Carroll is best known for her title role in the 1968 television series Julia, which made her the first African American actress to star in her own television series where she did not play a domestic worker. She was nominated for an Emmy Award in 1969, and won the Golden Globe Award for Best Actress In A Television Series” in 1968.[2] Her first Emmy nomination had come in 1963 for Naked City. Some of her other earlier work included appearances on shows hosted by Jack Paar, Merv Griffin, Johnny Carson, Judy Garland and Ed Sullivan, and on The Hollywood Palace variety show.
In 1984, Carroll joined the nighttime soap opera Dynasty as the jetsetter Dominique Deveraux, half-sister of Blake Carrington played by actor John Forsythe. Her high profile role on Dynasty also reunited her with actor Billy Dee Williams, who briefly played her onscreen husband Brady Lloyd. Carroll remained on the show until 1987, simultaneously making several appearances on its short-lived spinoff, The Colbys.
She received her third Emmy nomination in 1989 for the recurring role of Marion Gilbert in A Different World. In 2006, she appeared in the television medical drama Grey's Anatomy as Jane Burke, the demanding mother of Dr. Preston Burke.
Carroll starred as the crazed silent movie star Norma Desmond in the Canadian production of Andrew Lloyd Webber's musical version of the classic film Sunset Boulevard.
In December 2008, Carroll was cast in the pilot for USA Networks's series, White Collar.[3]
Carroll will be featured in UniGlobe Entertainment's breast cancer docudrama entitled, 1 a Minute, scheduled for release in 2010.[4]
Carroll has had four marriages, the first of which produced a daughter, Suzanne Kay Bamford (born 1960), who became a freelance media journalist.
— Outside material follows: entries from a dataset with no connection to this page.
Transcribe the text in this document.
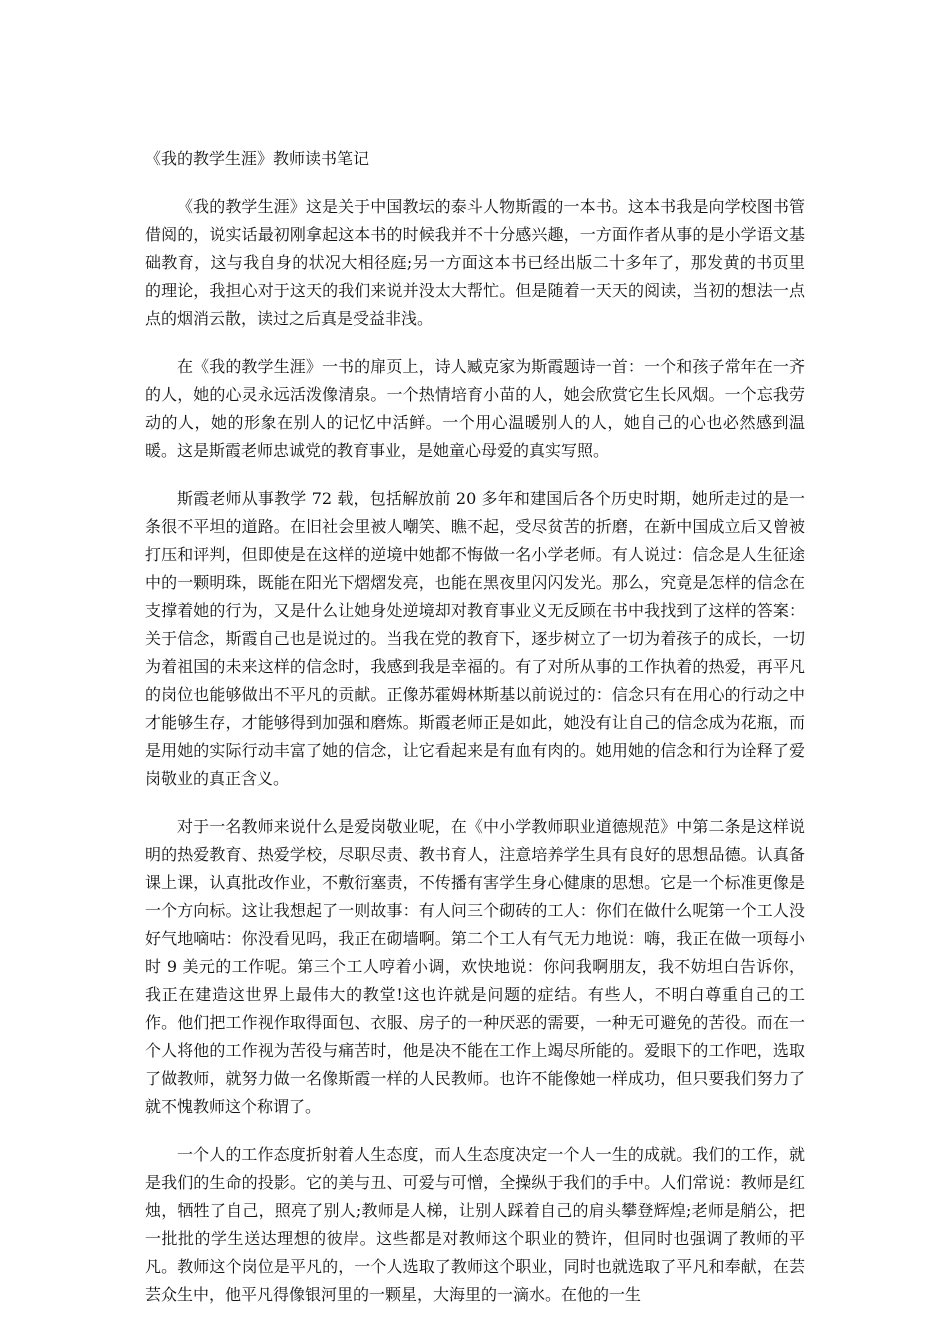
《我的教学生涯》教师读书笔记

《我的教学生涯》这是关于中国教坛的泰斗人物斯霞的一本书。这本书我是向学校图书管借阅的，说实话最初刚拿起这本书的时候我并不十分感兴趣，一方面作者从事的是小学语文基础教育，这与我自身的状况大相径庭;另一方面这本书已经出版二十多年了，那发黄的书页里的理论，我担心对于这天的我们来说并没太大帮忙。但是随着一天天的阅读，当初的想法一点点的烟消云散，读过之后真是受益非浅。

在《我的教学生涯》一书的扉页上，诗人臧克家为斯霞题诗一首：一个和孩子常年在一齐的人，她的心灵永远活泼像清泉。一个热情培育小苗的人，她会欣赏它生长风烟。一个忘我劳动的人，她的形象在别人的记忆中活鲜。一个用心温暖别人的人，她自己的心也必然感到温暖。这是斯霞老师忠诚党的教育事业，是她童心母爱的真实写照。

斯霞老师从事教学 72 载，包括解放前 20 多年和建国后各个历史时期，她所走过的是一条很不平坦的道路。在旧社会里被人嘲笑、瞧不起，受尽贫苦的折磨，在新中国成立后又曾被打压和评判，但即使是在这样的逆境中她都不悔做一名小学老师。有人说过：信念是人生征途中的一颗明珠，既能在阳光下熠熠发亮，也能在黑夜里闪闪发光。那么，究竟是怎样的信念在支撑着她的行为，又是什么让她身处逆境却对教育事业义无反顾在书中我找到了这样的答案：关于信念，斯霞自己也是说过的。当我在党的教育下，逐步树立了一切为着孩子的成长，一切为着祖国的未来这样的信念时，我感到我是幸福的。有了对所从事的工作执着的热爱，再平凡的岗位也能够做出不平凡的贡献。正像苏霍姆林斯基以前说过的：信念只有在用心的行动之中才能够生存，才能够得到加强和磨炼。斯霞老师正是如此，她没有让自己的信念成为花瓶，而是用她的实际行动丰富了她的信念，让它看起来是有血有肉的。她用她的信念和行为诠释了爱岗敬业的真正含义。

对于一名教师来说什么是爱岗敬业呢，在《中小学教师职业道德规范》中第二条是这样说明的热爱教育、热爱学校，尽职尽责、教书育人，注意培养学生具有良好的思想品德。认真备课上课，认真批改作业，不敷衍塞责，不传播有害学生身心健康的思想。它是一个标准更像是一个方向标。这让我想起了一则故事：有人问三个砌砖的工人：你们在做什么呢第一个工人没好气地嘀咕：你没看见吗，我正在砌墙啊。第二个工人有气无力地说：嗨，我正在做一项每小时 9 美元的工作呢。第三个工人哼着小调，欢快地说：你问我啊朋友，我不妨坦白告诉你，我正在建造这世界上最伟大的教堂!这也许就是问题的症结。有些人，不明白尊重自己的工作。他们把工作视作取得面包、衣服、房子的一种厌恶的需要，一种无可避免的苦役。而在一个人将他的工作视为苦役与痛苦时，他是决不能在工作上竭尽所能的。爱眼下的工作吧，选取了做教师，就努力做一名像斯霞一样的人民教师。也许不能像她一样成功，但只要我们努力了就不愧教师这个称谓了。

一个人的工作态度折射着人生态度，而人生态度决定一个人一生的成就。我们的工作，就是我们的生命的投影。它的美与丑、可爱与可憎，全操纵于我们的手中。人们常说：教师是红烛，牺牲了自己，照亮了别人;教师是人梯，让别人踩着自己的肩头攀登辉煌;老师是艄公，把一批批的学生送达理想的彼岸。这些都是对教师这个职业的赞许，但同时也强调了教师的平凡。教师这个岗位是平凡的，一个人选取了教师这个职业，同时也就选取了平凡和奉献，在芸芸众生中，他平凡得像银河里的一颗星，大海里的一滴水。在他的一生
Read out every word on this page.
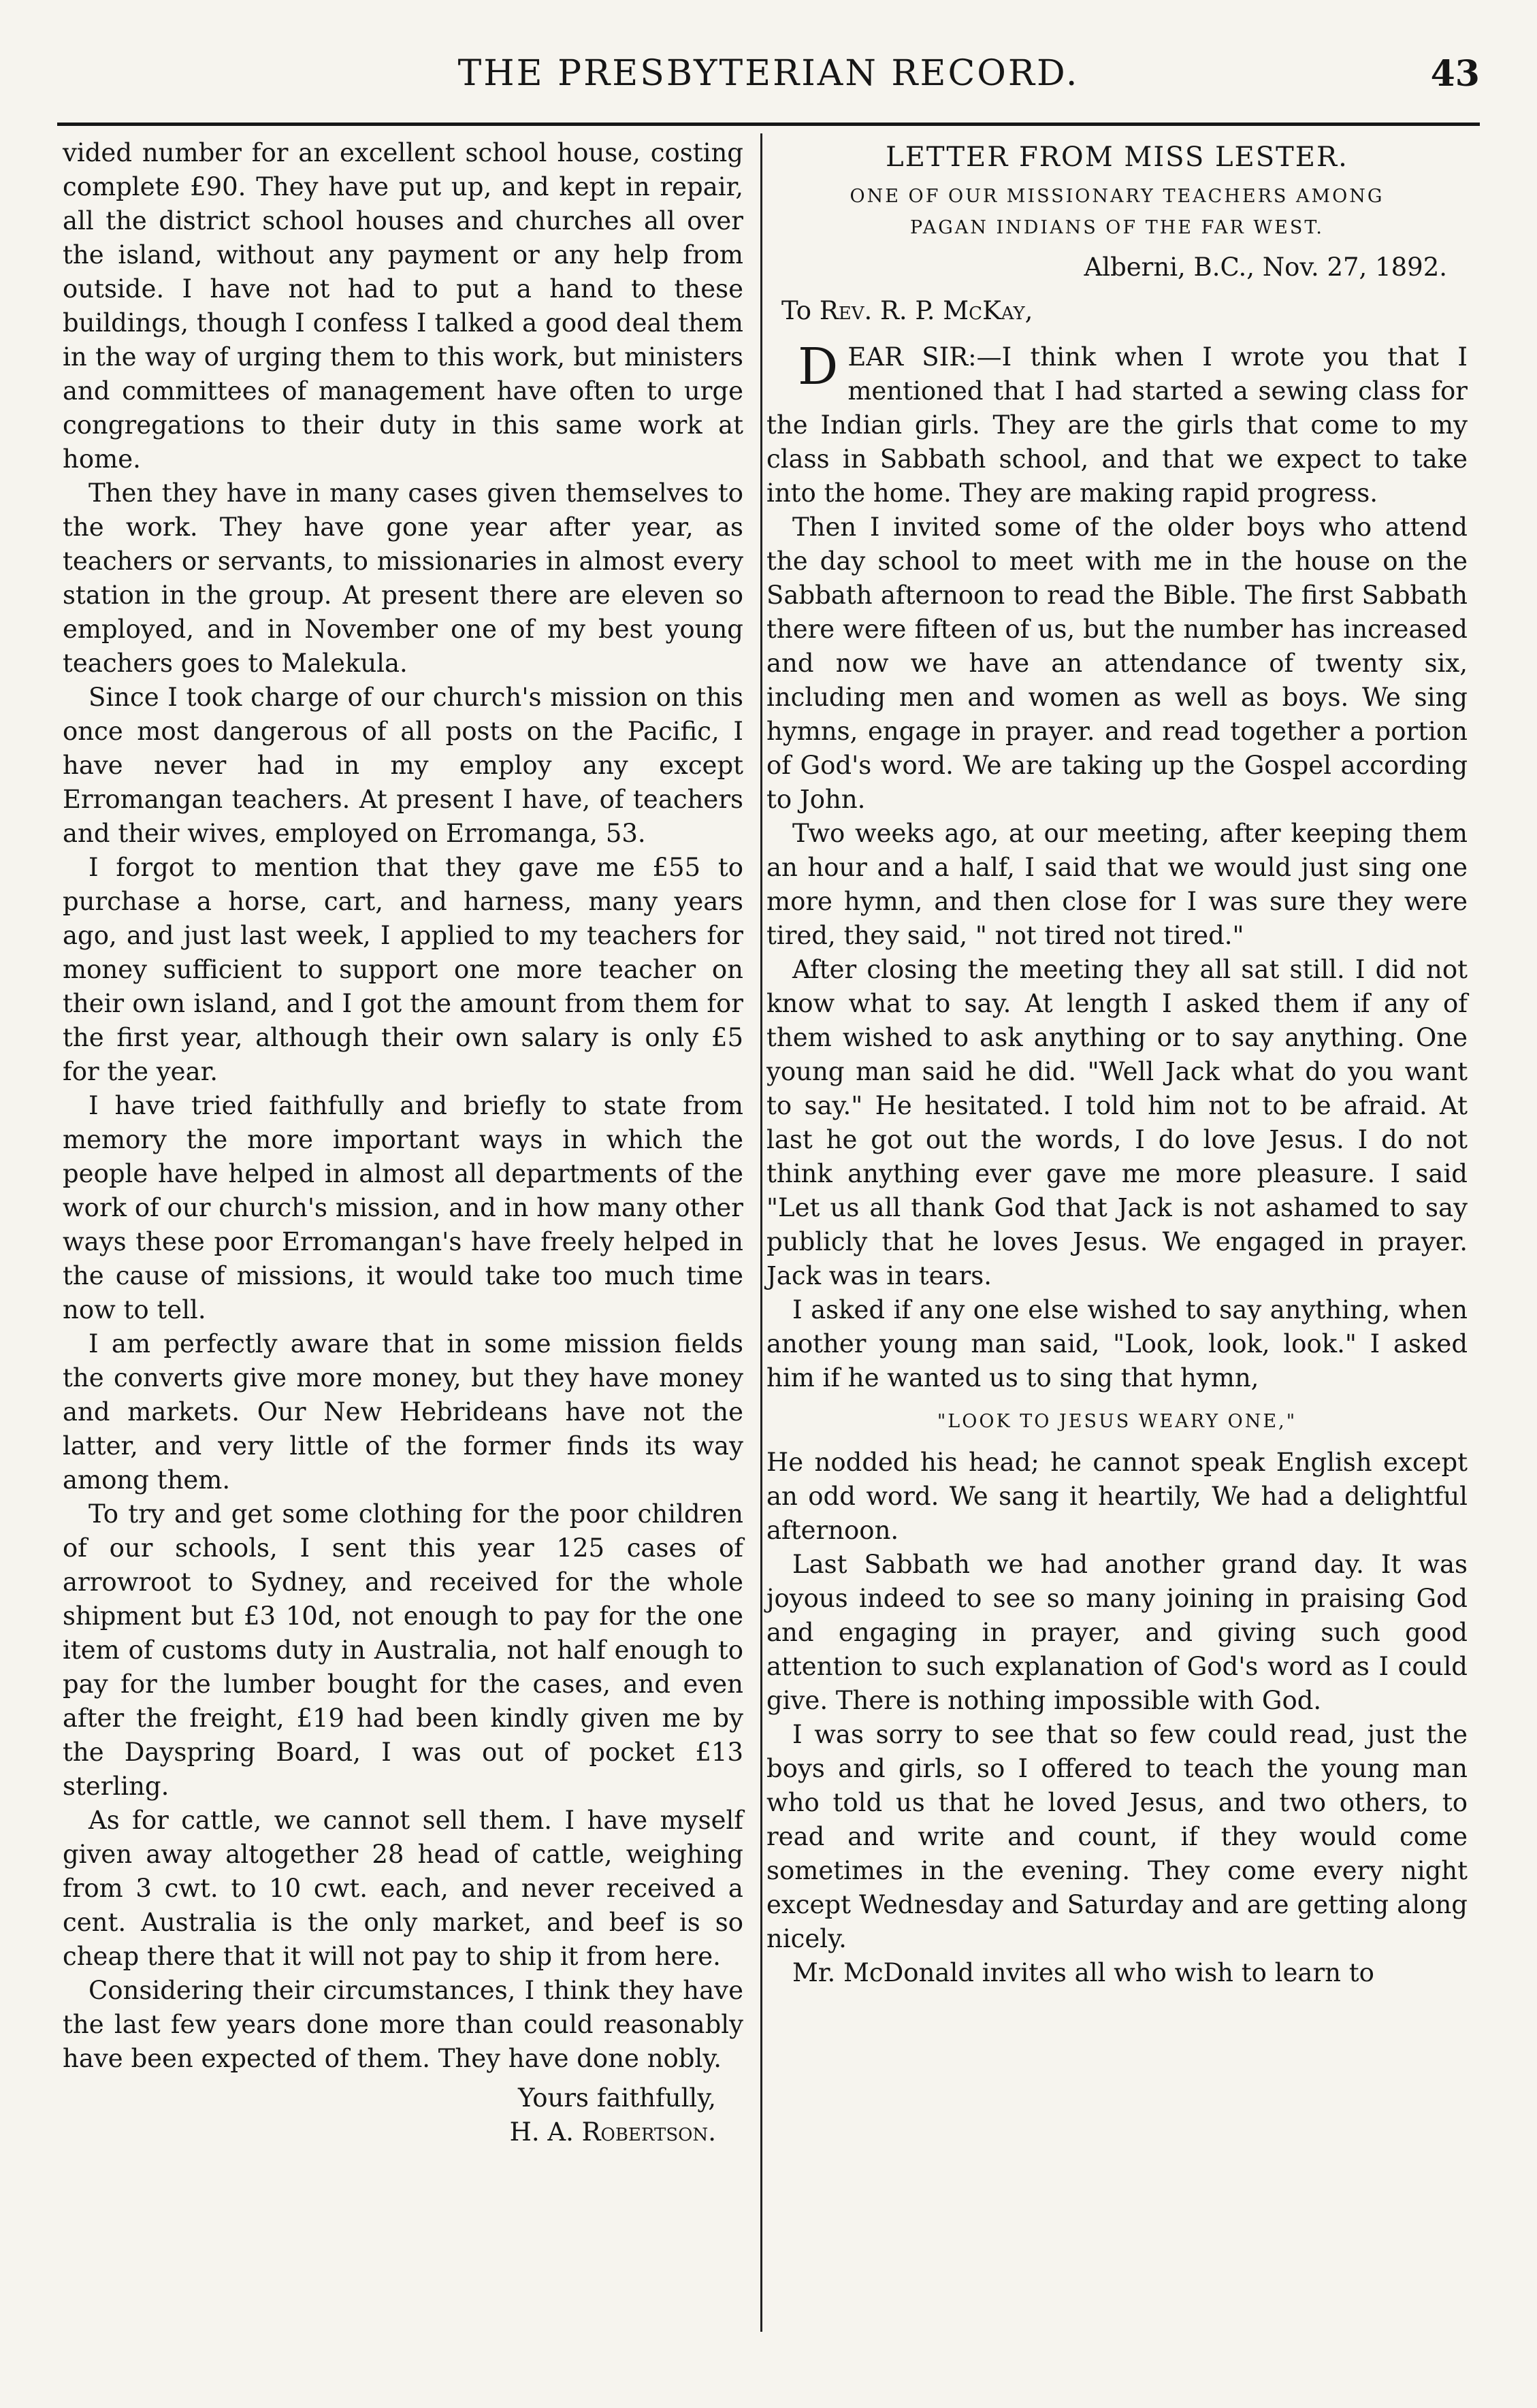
THE PRESBYTERIAN RECORD.	43

vided number for an excellent school house, costing complete £90. They have put up, and kept in repair, all the district school houses and churches all over the island, without any payment or any help from outside. I have not had to put a hand to these buildings, though I confess I talked a good deal them in the way of urging them to this work, but ministers and committees of management have often to urge congregations to their duty in this same work at home.

Then they have in many cases given themselves to the work. They have gone year after year, as teachers or servants, to missionaries in almost every station in the group. At present there are eleven so employed, and in November one of my best young teachers goes to Malekula.

Since I took charge of our church's mission on this once most dangerous of all posts on the Pacific, I have never had in my employ any except Erromangan teachers. At present I have, of teachers and their wives, employed on Erromanga, 53.

I forgot to mention that they gave me £55 to purchase a horse, cart, and harness, many years ago, and just last week, I applied to my teachers for money sufficient to support one more teacher on their own island, and I got the amount from them for the first year, although their own salary is only £5 for the year.

I have tried faithfully and briefly to state from memory the more important ways in which the people have helped in almost all departments of the work of our church's mission, and in how many other ways these poor Erromangan's have freely helped in the cause of missions, it would take too much time now to tell.

I am perfectly aware that in some mission fields the converts give more money, but they have money and markets. Our New Hebrideans have not the latter, and very little of the former finds its way among them.

To try and get some clothing for the poor children of our schools, I sent this year 125 cases of arrowroot to Sydney, and received for the whole shipment but £3 10d, not enough to pay for the one item of customs duty in Australia, not half enough to pay for the lumber bought for the cases, and even after the freight, £19 had been kindly given me by the Dayspring Board, I was out of pocket £13 sterling.

As for cattle, we cannot sell them. I have myself given away altogether 28 head of cattle, weighing from 3 cwt. to 10 cwt. each, and never received a cent. Australia is the only market, and beef is so cheap there that it will not pay to ship it from here.

Considering their circumstances, I think they have the last few years done more than could reasonably have been expected of them. They have done nobly.

Yours faithfully,
H. A. Robertson.
LETTER FROM MISS LESTER.
ONE OF OUR MISSIONARY TEACHERS AMONG
PAGAN INDIANS OF THE FAR WEST.
Alberni, B.C., Nov. 27, 1892.
To Rev. R. P. McKay,

DEAR SIR:—I think when I wrote you that I mentioned that I had started a sewing class for the Indian girls. They are the girls that come to my class in Sabbath school, and that we expect to take into the home. They are making rapid progress.

Then I invited some of the older boys who attend the day school to meet with me in the house on the Sabbath afternoon to read the Bible. The first Sabbath there were fifteen of us, but the number has increased and now we have an attendance of twenty six, including men and women as well as boys. We sing hymns, engage in prayer. and read together a portion of God's word. We are taking up the Gospel according to John.

Two weeks ago, at our meeting, after keeping them an hour and a half, I said that we would just sing one more hymn, and then close for I was sure they were tired, they said, " not tired not tired."

After closing the meeting they all sat still. I did not know what to say. At length I asked them if any of them wished to ask anything or to say anything. One young man said he did. "Well Jack what do you want to say." He hesitated. I told him not to be afraid. At last he got out the words, I do love Jesus. I do not think anything ever gave me more pleasure. I said "Let us all thank God that Jack is not ashamed to say publicly that he loves Jesus. We engaged in prayer. Jack was in tears.

I asked if any one else wished to say anything, when another young man said, "Look, look, look." I asked him if he wanted us to sing that hymn,

"LOOK TO JESUS WEARY ONE,"

He nodded his head; he cannot speak English except an odd word. We sang it heartily, We had a delightful afternoon.

Last Sabbath we had another grand day. It was joyous indeed to see so many joining in praising God and engaging in prayer, and giving such good attention to such explanation of God's word as I could give. There is nothing impossible with God.

I was sorry to see that so few could read, just the boys and girls, so I offered to teach the young man who told us that he loved Jesus, and two others, to read and write and count, if they would come sometimes in the evening. They come every night except Wednesday and Saturday and are getting along nicely.

Mr. McDonald invites all who wish to learn to
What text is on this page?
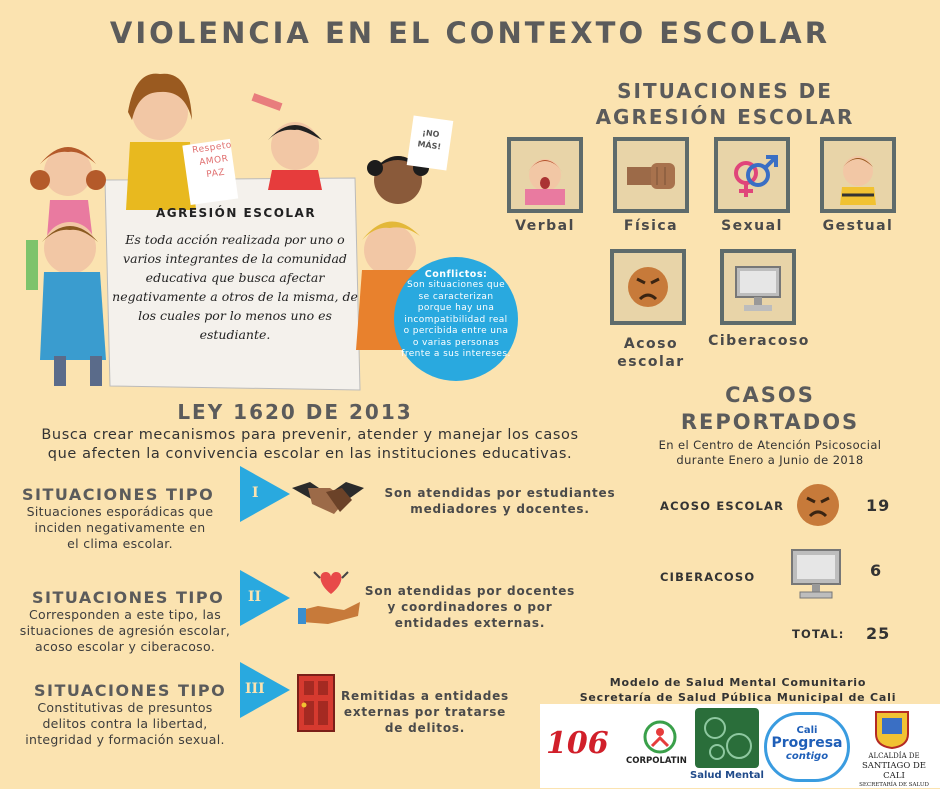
VIOLENCIA EN EL CONTEXTO ESCOLAR
Respeto
AMOR
PAZ
¡NO
MÁS!
AGRESIÓN ESCOLAR
Es toda acción realizada por uno o varios integrantes de la comunidad educativa que busca afectar negativamente a otros de la misma, de los cuales por lo menos uno es estudiante.
Conflictos:
Son situaciones que se caracterizan porque hay una incompatibilidad real o percibida entre una o varias personas frente a sus intereses.
SITUACIONES DE
AGRESIÓN ESCOLAR
Verbal	Física	Sexual	Gestual
Acoso
escolar
Ciberacoso
LEY 1620 DE 2013
Busca crear mecanismos para prevenir, atender y manejar los casos
que afecten la convivencia escolar en las instituciones educativas.
SITUACIONES TIPO
Situaciones esporádicas que
inciden negativamente en
el clima escolar.
I	Son atendidas por estudiantes
mediadores y docentes.
SITUACIONES TIPO
Corresponden a este tipo, las
situaciones de agresión escolar,
acoso escolar y ciberacoso.
II	Son atendidas por docentes
y coordinadores o por
entidades externas.
SITUACIONES TIPO
Constitutivas de presuntos
delitos contra la libertad,
integridad y formación sexual.
III	Remitidas a entidades
externas por tratarse
de delitos.
CASOS
REPORTADOS
En el Centro de Atención Psicosocial
durante Enero a Junio de 2018
ACOSO ESCOLAR	19
CIBERACOSO	6
TOTAL: 25
Modelo de Salud Mental Comunitario
Secretaría de Salud Pública Municipal de Cali
106 CORPOLATIN
Salud Mental
Cali
Progresa
contigo	ALCALDÍA DE
SANTIAGO DE CALI
SECRETARÍA DE SALUD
In 1973, carroll surprised the press by marrying Las Vegas boutique owner Fred Glusman. She and British television host and producer David Frost had been dating at the time, and were actually engaged. Several weeks later, she filed for divorce, charging Glusman with physical abuse. In 1975, she married Robert DeLeon, a managing editor of Jet magazine. She was widowed two years later when DeLeon was killed in a car crash.[5] Carroll's fourth and last marriage was to singer Vic Damone in 1987. The union, which Carroll admitted was turbulent, saw a legal separation in 1991, a reconciliation, and finally divorce in 1996.[6][7]
As a breast cancer activist and survivor, she invited a camera crew into her treatment room for a national broadcast special to draw attention to the disease.